A pesar de que, en su momento, tuve mis reticencias a la hora de admitir la veracidad de esta máxima, cuando estamos a punto de cumplir el primer cuarto del siglo XXI es más que evidente que, salvo honrosas excepciones a las que mirar casi como si fuesen milagros, todas las historias que puedan plantearse en un largometraje se han contado con anterioridad de un modo u otro.
Por suerte, esta realidad no afecta en absoluto a la calidad potencial de una producción. Después de todo, la premisa de una película supone tan solo su base. Unos cimientos cuya resistencia se ha probado en infinidad de ocasiones previamente y sobre los que construye lo verdaderamente importante: las variaciones narrativas, formales y estilísticas que permiten que tramas más que conocidas continúen fascinándonos.
Lo nuevo de la directora Rose Glass demuestra a la perfección esta capacidad de reinvención dentro de los lugares comunes del cine. Está claro que en pleno 2024 es harto complicado innovar en términos argumentales, y el relato de venganza de 'Sangre en los labios' —'Love Lies Bleeding'—, además de ser arquetípico es tremenda familiar. Lo bueno, y lo que lo hace brillar, es que muy pocas veces se ha trasladado a la pantalla de una forma tan especial, libre de ataduras y única en su especie.
Lo de siempre, como nunca
Definir esta maravillosa locura en una sola frase, además de ser tremendamente complicado, no haría justicia alguna a su singularidad.

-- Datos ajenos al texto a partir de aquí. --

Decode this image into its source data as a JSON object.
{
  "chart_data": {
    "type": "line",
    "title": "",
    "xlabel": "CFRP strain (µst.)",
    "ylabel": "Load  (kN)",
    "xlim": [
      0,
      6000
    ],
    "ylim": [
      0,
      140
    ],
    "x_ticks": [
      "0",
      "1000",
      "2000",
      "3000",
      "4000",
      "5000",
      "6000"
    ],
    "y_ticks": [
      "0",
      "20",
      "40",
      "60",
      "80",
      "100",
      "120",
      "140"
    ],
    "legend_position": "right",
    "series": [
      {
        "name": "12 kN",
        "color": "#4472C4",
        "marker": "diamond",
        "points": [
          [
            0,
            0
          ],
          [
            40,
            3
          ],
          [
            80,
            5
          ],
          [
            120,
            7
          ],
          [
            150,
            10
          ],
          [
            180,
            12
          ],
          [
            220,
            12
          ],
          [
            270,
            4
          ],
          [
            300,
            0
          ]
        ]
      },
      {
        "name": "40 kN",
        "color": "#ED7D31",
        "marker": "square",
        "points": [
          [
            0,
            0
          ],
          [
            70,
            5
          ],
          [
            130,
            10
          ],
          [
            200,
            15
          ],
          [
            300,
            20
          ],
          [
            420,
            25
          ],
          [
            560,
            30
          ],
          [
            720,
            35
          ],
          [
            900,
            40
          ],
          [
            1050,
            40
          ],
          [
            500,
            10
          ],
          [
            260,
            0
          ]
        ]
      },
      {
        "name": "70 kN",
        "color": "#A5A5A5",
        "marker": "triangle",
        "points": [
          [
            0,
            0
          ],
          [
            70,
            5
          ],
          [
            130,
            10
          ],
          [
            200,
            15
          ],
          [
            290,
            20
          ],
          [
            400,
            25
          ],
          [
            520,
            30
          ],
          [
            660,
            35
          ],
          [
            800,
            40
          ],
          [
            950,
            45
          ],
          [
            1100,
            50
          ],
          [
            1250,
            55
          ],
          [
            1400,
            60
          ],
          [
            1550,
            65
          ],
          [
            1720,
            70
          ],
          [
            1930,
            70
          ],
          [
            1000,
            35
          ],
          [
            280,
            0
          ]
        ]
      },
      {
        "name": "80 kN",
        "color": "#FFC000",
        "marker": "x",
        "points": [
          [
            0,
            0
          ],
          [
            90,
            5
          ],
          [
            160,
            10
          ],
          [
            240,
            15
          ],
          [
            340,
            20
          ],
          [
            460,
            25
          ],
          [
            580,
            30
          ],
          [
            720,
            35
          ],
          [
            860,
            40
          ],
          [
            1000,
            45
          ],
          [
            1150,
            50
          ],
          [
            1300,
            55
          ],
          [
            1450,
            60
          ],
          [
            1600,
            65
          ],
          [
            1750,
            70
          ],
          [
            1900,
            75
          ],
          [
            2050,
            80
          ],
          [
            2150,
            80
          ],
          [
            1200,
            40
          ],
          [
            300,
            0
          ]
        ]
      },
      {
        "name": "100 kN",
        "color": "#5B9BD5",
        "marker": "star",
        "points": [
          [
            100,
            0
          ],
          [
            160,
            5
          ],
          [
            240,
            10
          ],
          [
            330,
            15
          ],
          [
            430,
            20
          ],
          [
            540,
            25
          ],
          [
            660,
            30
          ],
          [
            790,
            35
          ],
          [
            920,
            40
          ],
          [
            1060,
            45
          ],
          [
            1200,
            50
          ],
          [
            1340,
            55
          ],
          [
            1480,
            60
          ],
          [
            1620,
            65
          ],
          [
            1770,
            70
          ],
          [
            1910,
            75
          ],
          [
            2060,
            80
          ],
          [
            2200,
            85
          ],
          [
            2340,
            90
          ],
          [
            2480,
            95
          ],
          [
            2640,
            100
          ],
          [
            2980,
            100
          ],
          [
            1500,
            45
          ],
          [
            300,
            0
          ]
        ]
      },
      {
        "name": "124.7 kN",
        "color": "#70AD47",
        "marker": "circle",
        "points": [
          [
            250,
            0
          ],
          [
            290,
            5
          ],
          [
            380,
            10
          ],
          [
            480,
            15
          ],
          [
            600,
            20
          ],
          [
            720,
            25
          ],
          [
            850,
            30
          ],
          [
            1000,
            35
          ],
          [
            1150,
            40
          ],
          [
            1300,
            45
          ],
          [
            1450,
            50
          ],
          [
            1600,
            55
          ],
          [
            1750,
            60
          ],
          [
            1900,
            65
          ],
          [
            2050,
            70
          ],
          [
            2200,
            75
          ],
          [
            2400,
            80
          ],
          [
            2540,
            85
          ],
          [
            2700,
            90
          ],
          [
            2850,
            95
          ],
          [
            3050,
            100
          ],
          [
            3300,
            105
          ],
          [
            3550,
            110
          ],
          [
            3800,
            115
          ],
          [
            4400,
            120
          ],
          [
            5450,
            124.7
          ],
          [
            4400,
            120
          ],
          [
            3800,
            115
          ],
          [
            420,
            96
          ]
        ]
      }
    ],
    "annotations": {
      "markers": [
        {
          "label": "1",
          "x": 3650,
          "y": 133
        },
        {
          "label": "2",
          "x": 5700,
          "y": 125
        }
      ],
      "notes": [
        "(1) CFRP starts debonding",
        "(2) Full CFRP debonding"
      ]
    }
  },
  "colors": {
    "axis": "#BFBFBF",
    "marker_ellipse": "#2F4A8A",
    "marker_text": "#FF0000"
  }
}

De tener que intentarlo, podríamos etiquetar sus 105 minutos de metraje como un thriller de venganza en clave LGTB con espíritu neo-noir sexy, violentísimo, rematadamente turbio y con un sentido del humor tan peculiar y retorcido como su atmósfera con aroma a sudor, sangre y polvo.
Mientras que otras producciones suelen despuntar gracias a un elemento concreto —dos a lo sumo— que destaca sobre los demás, 'Sangre en los labios' se alza como un cúmulo de grandes aciertos que se traducen en una experiencia imprescindible para los amantes del cine de género actual y que comienzan por la dirección y puesta en escena de Glass, que se reafirma como uno de los grandes nombres a seguir con lupa tras su interesantísimo debut 'Saint Maud'.

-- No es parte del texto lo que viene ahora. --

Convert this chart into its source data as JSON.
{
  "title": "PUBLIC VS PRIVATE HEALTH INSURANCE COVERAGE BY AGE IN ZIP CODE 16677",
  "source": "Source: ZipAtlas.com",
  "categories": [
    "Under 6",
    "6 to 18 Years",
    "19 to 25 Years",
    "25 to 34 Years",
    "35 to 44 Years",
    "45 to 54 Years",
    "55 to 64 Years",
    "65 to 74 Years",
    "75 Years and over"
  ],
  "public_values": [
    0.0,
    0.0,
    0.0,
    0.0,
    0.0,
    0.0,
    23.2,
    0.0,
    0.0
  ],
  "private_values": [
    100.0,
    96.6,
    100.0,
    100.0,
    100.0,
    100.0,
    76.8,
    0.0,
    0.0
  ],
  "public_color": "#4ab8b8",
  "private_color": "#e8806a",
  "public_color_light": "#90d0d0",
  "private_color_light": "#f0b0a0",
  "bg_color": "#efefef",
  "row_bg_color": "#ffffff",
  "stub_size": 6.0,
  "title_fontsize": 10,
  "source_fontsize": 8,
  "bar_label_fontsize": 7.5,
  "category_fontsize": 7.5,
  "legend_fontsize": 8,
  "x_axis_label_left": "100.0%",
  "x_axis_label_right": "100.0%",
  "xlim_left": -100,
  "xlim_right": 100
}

Además de con un tratamiento de cámara preciso y con una sobriedad que contrasta con el tono desquiciado que envuelve el largo, la cineasta acierta de pleno al descartar una narración a fuego lento, habitual entre cintas congéneres, para ahorrarse contenciones de ningún tipo desde el minuto uno y brindar una colección de imágenes de impacto y giros inesperados de los acontecimientos frente a los que permanecer clavado en la butaca de principio a fin.
Esta sensación de imprevisibilidad, en la que los arrebatos de violencia explícita, los momentos oníricos y las comicidad más incómoda y esperpéntica están a la orden del día no lo es todo, y se ve enriquecida hasta límites insospechados por un tratamiento formal alineado perfectamente con la narrativa; comenzando por la notable fotografía de Ben Fordesman y terminando por la banda sonora electrónica y casi ambiental de Clint Mansell, que gritan "años 80" a los cuatro vientos.
No obstante, pese a todas las bondades expuestas hasta el momento, este cóctel encuentra su mayor virtud en su colección de personajes. Es complicado ver 'Sangre en los labios' y a su compendio de protagonistas y secundarios —entre los que, como era de esperar, deslumbra el dúo protagonista interpretado por Kristen Stewart y Katy O'Brian— sin acordarse de los hermanos Coen más desatados y corrosivos y de sus creaciones tan grotescas como inevitablemente atractivas. Sin duda, el gran valor añadido de una de las grandes sorpresas de la temporada.
No me cabe ninguna duda de que 'Sangre en los labios' no será del gusto de todos los paladares, y el principal motivo —que, a su vez, la eleva—, es el modo en que se toma su sentido de la libertad al pie de la letra. La película es hortera, hipnótica, salvaje, rematadamente queer, imprevisible, excesiva y, simple y llanamente, una de los mejores estrenos que van a llegar a nuestros cines este curso cinematográfico. Y únicamente esto —como si fuera poco— compensa con creces que conozcamos a la perfección las bases sobre las que se edifica.